Il tedesco, cresciuto e fino a poco tempo fa residente proprio nel Comune sede della manifestazione, si è reso protagonista di un'ottima prima manche sul trampolino HS 145, che l'ha proiettato alle spalle di Kamil Stoch (Polonia). Poi, nella seconda serie di salti, il padrone di casa ha estratto il coniglio dal cilindro, superando di quattro punti Marius Lindvik (Norvegia), mentre Stoch non è riuscito ad andare oltre la terza piazza.

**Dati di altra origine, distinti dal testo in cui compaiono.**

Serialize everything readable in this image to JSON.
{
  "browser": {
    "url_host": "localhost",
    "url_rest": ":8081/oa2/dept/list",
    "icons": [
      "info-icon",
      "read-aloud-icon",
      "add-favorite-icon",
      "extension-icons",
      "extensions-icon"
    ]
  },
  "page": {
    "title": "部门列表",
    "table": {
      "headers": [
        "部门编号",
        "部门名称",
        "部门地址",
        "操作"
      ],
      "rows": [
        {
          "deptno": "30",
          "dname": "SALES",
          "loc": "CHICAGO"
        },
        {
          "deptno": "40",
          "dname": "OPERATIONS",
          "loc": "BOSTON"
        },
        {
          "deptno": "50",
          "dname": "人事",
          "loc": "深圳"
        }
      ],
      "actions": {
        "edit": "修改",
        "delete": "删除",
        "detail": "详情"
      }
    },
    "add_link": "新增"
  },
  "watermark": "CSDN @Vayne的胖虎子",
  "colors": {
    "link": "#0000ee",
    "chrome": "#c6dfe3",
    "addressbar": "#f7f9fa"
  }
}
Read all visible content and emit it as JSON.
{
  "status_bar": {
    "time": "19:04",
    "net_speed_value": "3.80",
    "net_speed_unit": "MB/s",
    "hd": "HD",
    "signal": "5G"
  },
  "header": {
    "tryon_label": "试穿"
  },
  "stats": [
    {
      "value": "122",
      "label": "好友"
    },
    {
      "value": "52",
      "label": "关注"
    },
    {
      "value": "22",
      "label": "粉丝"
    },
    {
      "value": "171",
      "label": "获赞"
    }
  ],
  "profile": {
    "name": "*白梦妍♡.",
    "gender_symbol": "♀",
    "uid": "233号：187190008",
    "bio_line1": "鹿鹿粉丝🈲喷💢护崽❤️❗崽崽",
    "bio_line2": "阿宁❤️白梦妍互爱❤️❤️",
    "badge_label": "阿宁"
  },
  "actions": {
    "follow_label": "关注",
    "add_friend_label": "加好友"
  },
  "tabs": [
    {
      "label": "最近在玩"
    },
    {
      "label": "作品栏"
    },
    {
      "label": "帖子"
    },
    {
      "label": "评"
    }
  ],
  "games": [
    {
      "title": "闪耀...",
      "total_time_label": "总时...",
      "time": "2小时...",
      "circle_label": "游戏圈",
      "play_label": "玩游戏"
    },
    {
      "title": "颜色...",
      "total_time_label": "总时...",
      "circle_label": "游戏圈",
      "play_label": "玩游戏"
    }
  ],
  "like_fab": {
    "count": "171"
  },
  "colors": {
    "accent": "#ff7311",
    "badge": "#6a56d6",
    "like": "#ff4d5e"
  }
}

Ai piedi del podio troviamo l'austriaco Stefan Kraft (-1.1 punti da Stoch), capace di superare il tedesco Karl Geiger e il norvegese Johann Andre Forfang.

Chiudono la top ten Gregor Schlierenzauer (Austria), Peter Prevc (Slovenia), Ryoyu Kobayashi (Giappone, abile a rimontare cinque posizioni dopo il 14° posto a metà della competizione) e Anze Semenic (Slovenia).

Nessun italiano al via. Squalificato nel corso della prima parte di gara Daniel Huber (Austria) per irregolarità rilevate dalla giuria nella tuta.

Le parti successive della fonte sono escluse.